$12 million shifted to tourism promotion


HONOLULU – Hawaii tourism officials plan to spend more money on marketing efforts at the expense of cultural programs aimed toward island visitors.

The Hawaii Tourism Authority and its industry partners decided Thursday to shift $12 million through March toward direct efforts to get people to take vacations in the islands. The money is meant to help combat the slump in tourism.

Some promoters warn against diverting money from cultural programs and services for tourists.
Hula leader Vicky Holt Takamine told the board that shortchanging cultural programs takes away from attractions that bring tourists to Hawaii.

“There’s no reason to fly across the Pacific. They can go right down to Puerto Rico,” she said.

High airfares and the overall downturn in the economy have caused visitor arrivals to drop 6.6 percent in the first seven months of the year compared with the same period a year ago.

The $12 million will be added to $54 million already set aside for marketing. Marketing makes up the majority of the Hawaii Tourism Authority’s projected $88 million budget for the current fiscal year.

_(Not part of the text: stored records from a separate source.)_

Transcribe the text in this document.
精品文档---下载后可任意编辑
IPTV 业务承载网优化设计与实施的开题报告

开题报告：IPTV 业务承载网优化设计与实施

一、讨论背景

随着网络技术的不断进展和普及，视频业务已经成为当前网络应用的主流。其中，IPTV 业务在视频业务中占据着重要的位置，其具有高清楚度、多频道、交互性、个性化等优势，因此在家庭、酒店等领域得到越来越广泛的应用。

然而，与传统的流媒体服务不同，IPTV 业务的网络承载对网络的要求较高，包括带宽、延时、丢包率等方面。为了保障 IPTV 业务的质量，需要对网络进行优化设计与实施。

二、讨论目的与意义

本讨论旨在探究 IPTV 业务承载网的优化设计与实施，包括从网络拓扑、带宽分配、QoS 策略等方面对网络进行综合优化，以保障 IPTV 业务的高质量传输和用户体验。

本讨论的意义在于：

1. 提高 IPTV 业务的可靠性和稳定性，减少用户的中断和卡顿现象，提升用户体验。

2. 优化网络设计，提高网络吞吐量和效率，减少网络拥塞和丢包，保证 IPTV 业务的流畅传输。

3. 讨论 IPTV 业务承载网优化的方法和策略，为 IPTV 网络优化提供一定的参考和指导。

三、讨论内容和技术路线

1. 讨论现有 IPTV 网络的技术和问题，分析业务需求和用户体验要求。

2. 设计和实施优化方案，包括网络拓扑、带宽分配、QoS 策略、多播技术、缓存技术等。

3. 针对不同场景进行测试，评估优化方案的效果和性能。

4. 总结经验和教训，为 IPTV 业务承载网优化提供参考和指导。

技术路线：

The new money will target markets that have direct air service to Hawaii: Los Angeles, San Francisco, Seattle, Phoenix, Chicago, Denver, Dallas and New York.

“There’s never been a campaign like this,” said David Uchiyama, Hawaii Tourism Authority’s vice president of tourism marketing.

Organizations facing cuts include hula festivals, Native Hawaiian cultural programs and the Visitor Aloha Society of Hawaii, which helps visitors who run into trouble with everything from a car break-in to the death of a family member.

“No programs were totally eliminated,” said Rex Johnson, the authority’s president and chief executive officer. “There’s trimming that went on in every strategic category except marketing.”

The tourism board also learned Thursday that the drop in visitors has hurt hotel room tax revenue. The last fiscal year ended June 30 with $78.4 million in hotel room tax revenue allocated for the agency, down $4.5 million from what was projected.